Under these assumptions—and assuming in addition that social distancing reduces the virus’s transmissibility by 60% and that summertime reduces it by 40%—the model forecasts that in order to maintain the number of cases requiring critical care below what hospitals can currently handle, the US would need to maintain current social distancing conditions through the middle of May, reinstate them for the month of August and again in late October through the end of the year, and then from February to April 2021, in June 2021, and for comparable periods in 2022 and beyond.
Doubling the number of critical care beds—but keeping the other assumptions the same—would make for a much better picture. After three more one-or-two-month intervals through the middle of 2021, and then a month-long period at the end of 2021, the US would reach herd immunity by July 2022.

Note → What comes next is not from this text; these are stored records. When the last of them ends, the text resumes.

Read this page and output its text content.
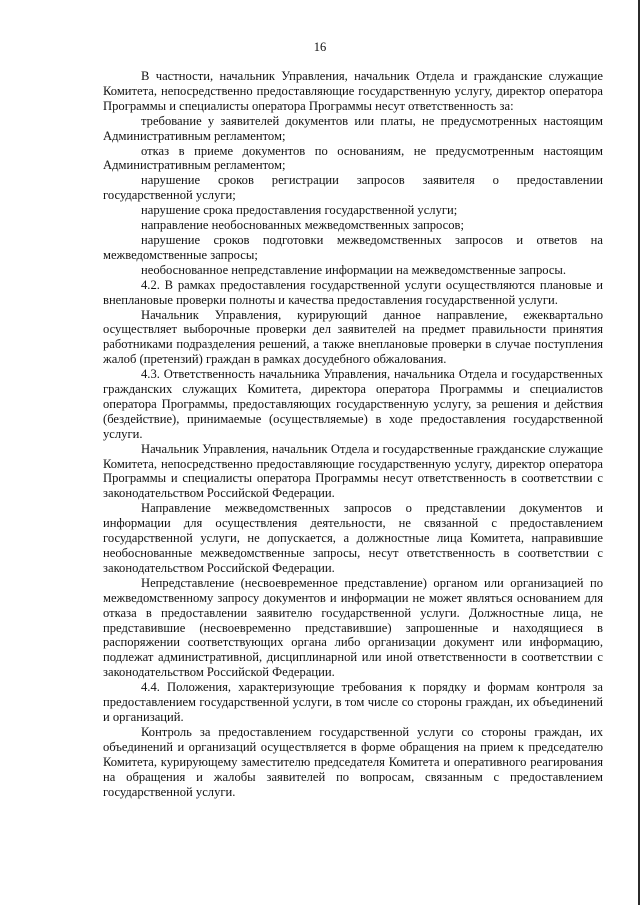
16

В частности, начальник Управления, начальник Отдела и гражданские служащие Комитета, непосредственно предоставляющие государственную услугу, директор оператора Программы и специалисты оператора Программы несут ответственность за:

требование у заявителей документов или платы, не предусмотренных настоящим Административным регламентом;

отказ в приеме документов по основаниям, не предусмотренным настоящим Административным регламентом;

нарушение сроков регистрации запросов заявителя о предоставлении государственной услуги;

нарушение срока предоставления государственной услуги;

направление необоснованных межведомственных запросов;

нарушение сроков подготовки межведомственных запросов и ответов на межведомственные запросы;

необоснованное непредставление информации на межведомственные запросы.

4.2. В рамках предоставления государственной услуги осуществляются плановые и внеплановые проверки полноты и качества предоставления государственной услуги.

Начальник Управления, курирующий данное направление, ежеквартально осуществляет выборочные проверки дел заявителей на предмет правильности принятия работниками подразделения решений, а также внеплановые проверки в случае поступления жалоб (претензий) граждан в рамках досудебного обжалования.

4.3. Ответственность начальника Управления, начальника Отдела и государственных гражданских служащих Комитета, директора оператора Программы и специалистов оператора Программы, предоставляющих государственную услугу, за решения и действия (бездействие), принимаемые (осуществляемые) в ходе предоставления государственной услуги.

Начальник Управления, начальник Отдела и государственные гражданские служащие Комитета, непосредственно предоставляющие государственную услугу, директор оператора Программы и специалисты оператора Программы несут ответственность в соответствии с законодательством Российской Федерации.

Направление межведомственных запросов о представлении документов и информации для осуществления деятельности, не связанной с предоставлением государственной услуги, не допускается, а должностные лица Комитета, направившие необоснованные межведомственные запросы, несут ответственность в соответствии с законодательством Российской Федерации.

Непредставление (несвоевременное представление) органом или организацией по межведомственному запросу документов и информации не может являться основанием для отказа в предоставлении заявителю государственной услуги. Должностные лица, не представившие (несвоевременно представившие) запрошенные и находящиеся в распоряжении соответствующих органа либо организации документ или информацию, подлежат административной, дисциплинарной или иной ответственности в соответствии с законодательством Российской Федерации.

4.4. Положения, характеризующие требования к порядку и формам контроля за предоставлением государственной услуги, в том числе со стороны граждан, их объединений и организаций.

Контроль за предоставлением государственной услуги со стороны граждан, их объединений и организаций осуществляется в форме обращения на прием к председателю Комитета, курирующему заместителю председателя Комитета и оперативного реагирования на обращения и жалобы заявителей по вопросам, связанным с предоставлением государственной услуги.
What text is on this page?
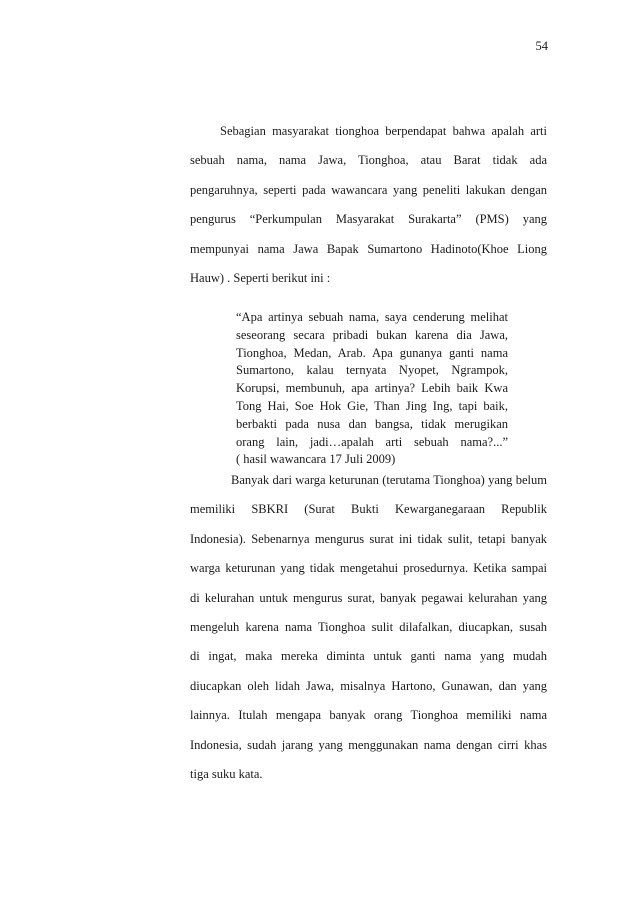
54
Sebagian masyarakat tionghoa berpendapat bahwa apalah arti
sebuah nama, nama Jawa, Tionghoa, atau Barat tidak ada
pengaruhnya, seperti pada wawancara yang peneliti lakukan dengan
pengurus “Perkumpulan Masyarakat Surakarta” (PMS) yang
mempunyai nama Jawa Bapak Sumartono Hadinoto(Khoe Liong
Hauw) . Seperti berikut ini :
“Apa artinya sebuah nama, saya cenderung melihat
seseorang secara pribadi bukan karena dia Jawa,
Tionghoa, Medan, Arab. Apa gunanya ganti nama
Sumartono, kalau ternyata Nyopet, Ngrampok,
Korupsi, membunuh, apa artinya? Lebih baik Kwa
Tong Hai, Soe Hok Gie, Than Jing Ing, tapi baik,
berbakti pada nusa dan bangsa, tidak merugikan
orang lain, jadi…apalah arti sebuah nama?...”
( hasil wawancara 17 Juli 2009)
Banyak dari warga keturunan (terutama Tionghoa) yang belum
memiliki SBKRI (Surat Bukti Kewarganegaraan Republik
Indonesia). Sebenarnya mengurus surat ini tidak sulit, tetapi banyak
warga keturunan yang tidak mengetahui prosedurnya. Ketika sampai
di kelurahan untuk mengurus surat, banyak pegawai kelurahan yang
mengeluh karena nama Tionghoa sulit dilafalkan, diucapkan, susah
di ingat, maka mereka diminta untuk ganti nama yang mudah
diucapkan oleh lidah Jawa, misalnya Hartono, Gunawan, dan yang
lainnya. Itulah mengapa banyak orang Tionghoa memiliki nama
Indonesia, sudah jarang yang menggunakan nama dengan cirri khas
tiga suku kata.
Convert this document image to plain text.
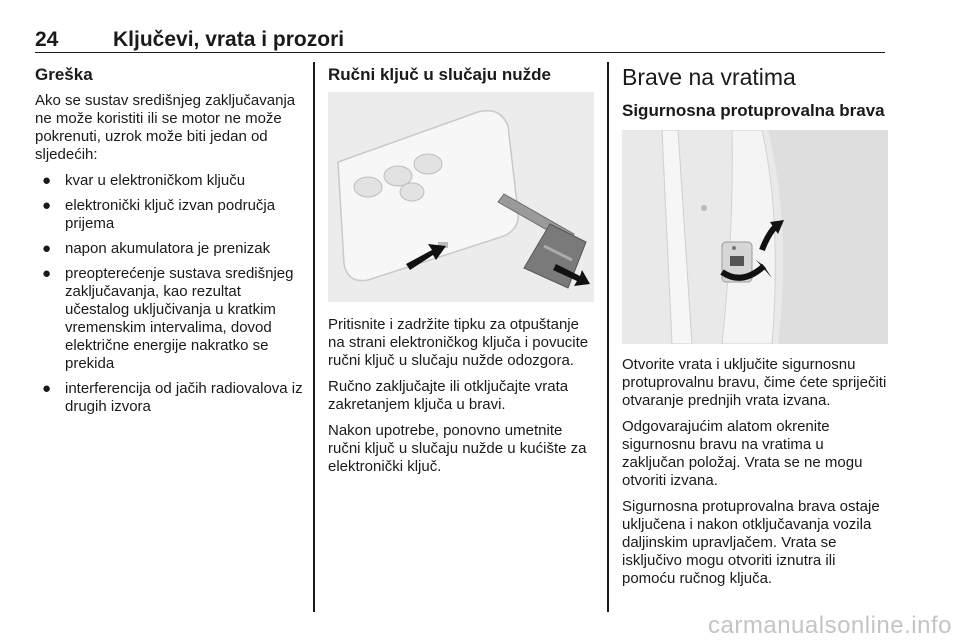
24	Ključevi, vrata i prozori
Greška

Ako se sustav središnjeg zaključavanja ne može koristiti ili se motor ne može pokrenuti, uzrok može biti jedan od sljedećih:

● kvar u elektroničkom ključu
● elektronički ključ izvan područja prijema
● napon akumulatora je prenizak
● preopterećenje sustava središnjeg zaključavanja, kao rezultat učestalog uključivanja u kratkim vremenskim intervalima, dovod električne energije nakratko se prekida
● interferencija od jačih radiovalova iz drugih izvora
Ručni ključ u slučaju nužde

Pritisnite i zadržite tipku za otpuštanje na strani elektroničkog ključa i povucite ručni ključ u slučaju nužde odozgora.

Ručno zaključajte ili otključajte vrata zakretanjem ključa u bravi.

Nakon upotrebe, ponovno umetnite ručni ključ u slučaju nužde u kućište za elektronički ključ.

Brave na vratima
Sigurnosna protuprovalna brava

Otvorite vrata i uključite sigurnosnu protuprovalnu bravu, čime ćete spriječiti otvaranje prednjih vrata izvana.

Odgovarajućim alatom okrenite sigurnosnu bravu na vratima u zaključan položaj. Vrata se ne mogu otvoriti izvana.

Sigurnosna protuprovalna brava ostaje uključena i nakon otključavanja vozila daljinskim upravljačem. Vrata se isključivo mogu otvoriti iznutra ili pomoću ručnog ključa.

carmanualsonline.info
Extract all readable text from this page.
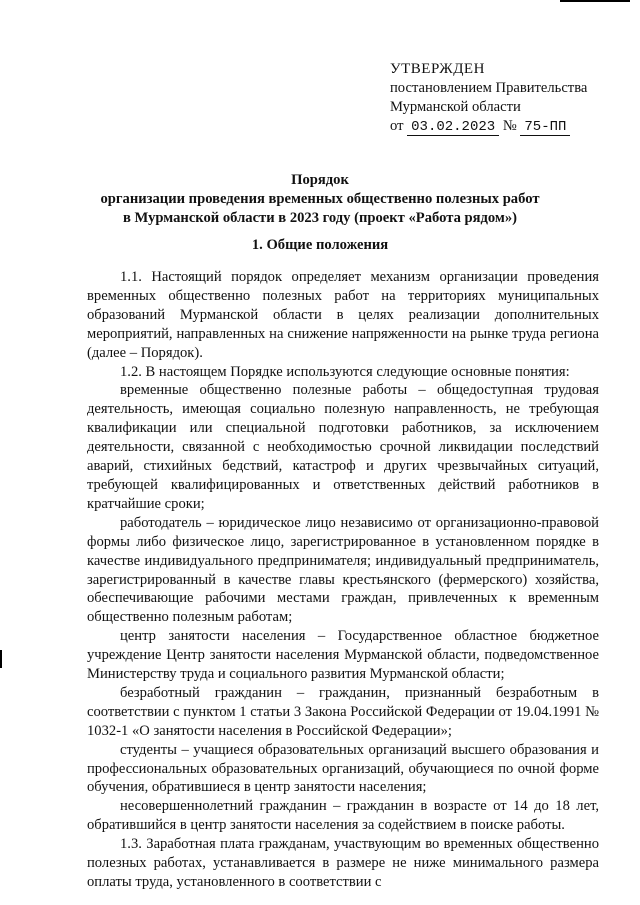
УТВЕРЖДЕН
постановлением Правительства
Мурманской области
от 03.02.2023 № 75-ПП
Порядок
организации проведения временных общественно полезных работ
в Мурманской области в 2023 году (проект «Работа рядом»)
1. Общие положения

1.1. Настоящий порядок определяет механизм организации проведения временных общественно полезных работ на территориях муниципальных образований Мурманской области в целях реализации дополнительных мероприятий, направленных на снижение напряженности на рынке труда региона (далее – Порядок).

1.2. В настоящем Порядке используются следующие основные понятия:

временные общественно полезные работы – общедоступная трудовая деятельность, имеющая социально полезную направленность, не требующая квалификации или специальной подготовки работников, за исключением деятельности, связанной с необходимостью срочной ликвидации последствий аварий, стихийных бедствий, катастроф и других чрезвычайных ситуаций, требующей квалифицированных и ответственных действий работников в кратчайшие сроки;

работодатель – юридическое лицо независимо от организационно-правовой формы либо физическое лицо, зарегистрированное в установленном порядке в качестве индивидуального предпринимателя; индивидуальный предприниматель, зарегистрированный в качестве главы крестьянского (фермерского) хозяйства, обеспечивающие рабочими местами граждан, привлеченных к временным общественно полезным работам;

центр занятости населения – Государственное областное бюджетное учреждение Центр занятости населения Мурманской области, подведомственное Министерству труда и социального развития Мурманской области;

безработный гражданин – гражданин, признанный безработным в соответствии с пунктом 1 статьи 3 Закона Российской Федерации от 19.04.1991 № 1032-1 «О занятости населения в Российской Федерации»;

студенты – учащиеся образовательных организаций высшего образования и профессиональных образовательных организаций, обучающиеся по очной форме обучения, обратившиеся в центр занятости населения;

несовершеннолетний гражданин – гражданин в возрасте от 14 до 18 лет, обратившийся в центр занятости населения за содействием в поиске работы.

1.3. Заработная плата гражданам, участвующим во временных общественно полезных работах, устанавливается в размере не ниже минимального размера оплаты труда, установленного в соответствии с
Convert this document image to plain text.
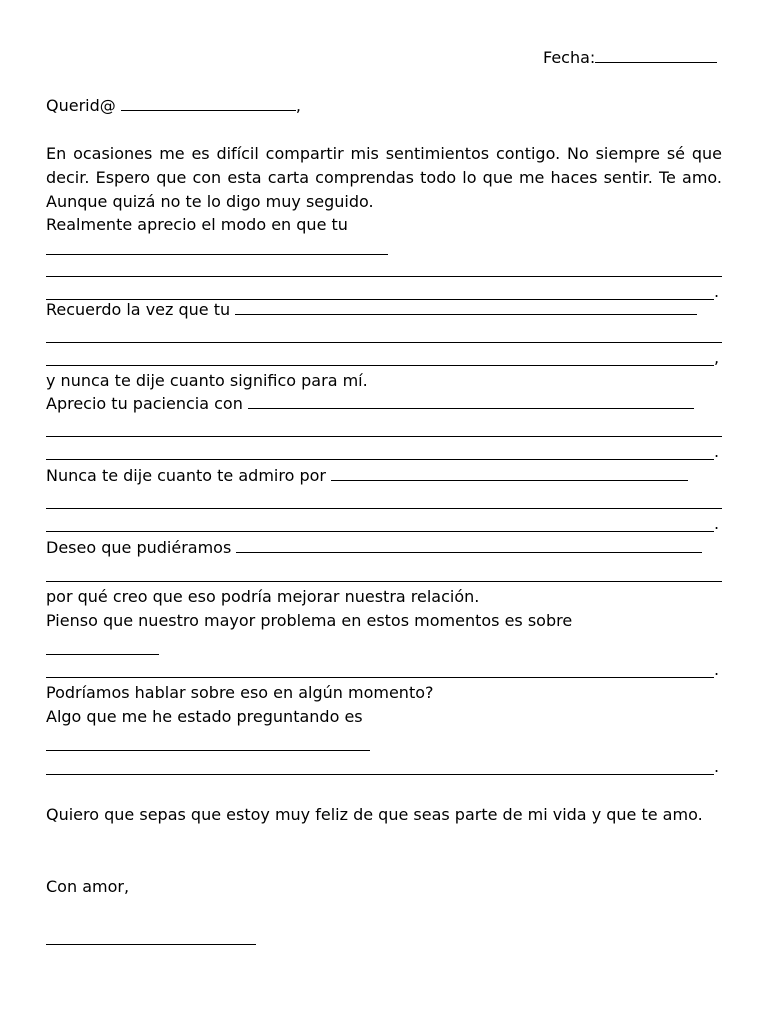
Fecha:
Querid@	,
En ocasiones me es difícil compartir mis sentimientos contigo. No siempre sé que decir. Espero que con esta carta comprendas todo lo que me haces sentir. Te amo. Aunque quizá no te lo digo muy seguido.
Realmente aprecio el modo en que tu
.
Recuerdo la vez que tu
,
y nunca te dije cuanto significo para mí.
Aprecio tu paciencia con
.
Nunca te dije cuanto te admiro por
.
Deseo que pudiéramos
por qué creo que eso podría mejorar nuestra relación.
Pienso que nuestro mayor problema en estos momentos es sobre
.
Podríamos hablar sobre eso en algún momento?
Algo que me he estado preguntando es
.
Quiero que sepas que estoy muy feliz de que seas parte de mi vida y que te amo.
Con amor,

Still, with so many unknowns, the combinations of parameters can quickly multiply. The researchers considered dozens of different scenarios in their paper. In all of them, “several rounds of social distancing will be required to get us to herd immunity in the absence of a vaccine,” Lipsitch said.
The uncertainty is about how many rounds would be needed, and there is no reason to believe with confidence that it has to take until the summer of 2022. It should be possible to much more than double the number of critical care beds, for instance. Effective contact tracing would allow us to identify more accurately who is most likely to have been exposed to the disease instead of having to lock entire districts down. And if widespread tests can be conducted in the next month or so, we’ll have much better data on how far the virus has spread, and how far it could still go. Even if the US is not at the forefront of testing, better data from, say, Germany or Finland would still allow modelers to forecast with much greater confidence.
But as Zeynep Tufekci noted in the Atlantic, such models aren’t supposed to predict the future. Rather, they’re supposed to describe “a range of possibilities”—and “those possibilities are highly sensitive to our actions.” We might be in for years of isolation if we don’t take certain actions. We could choose to take them instead.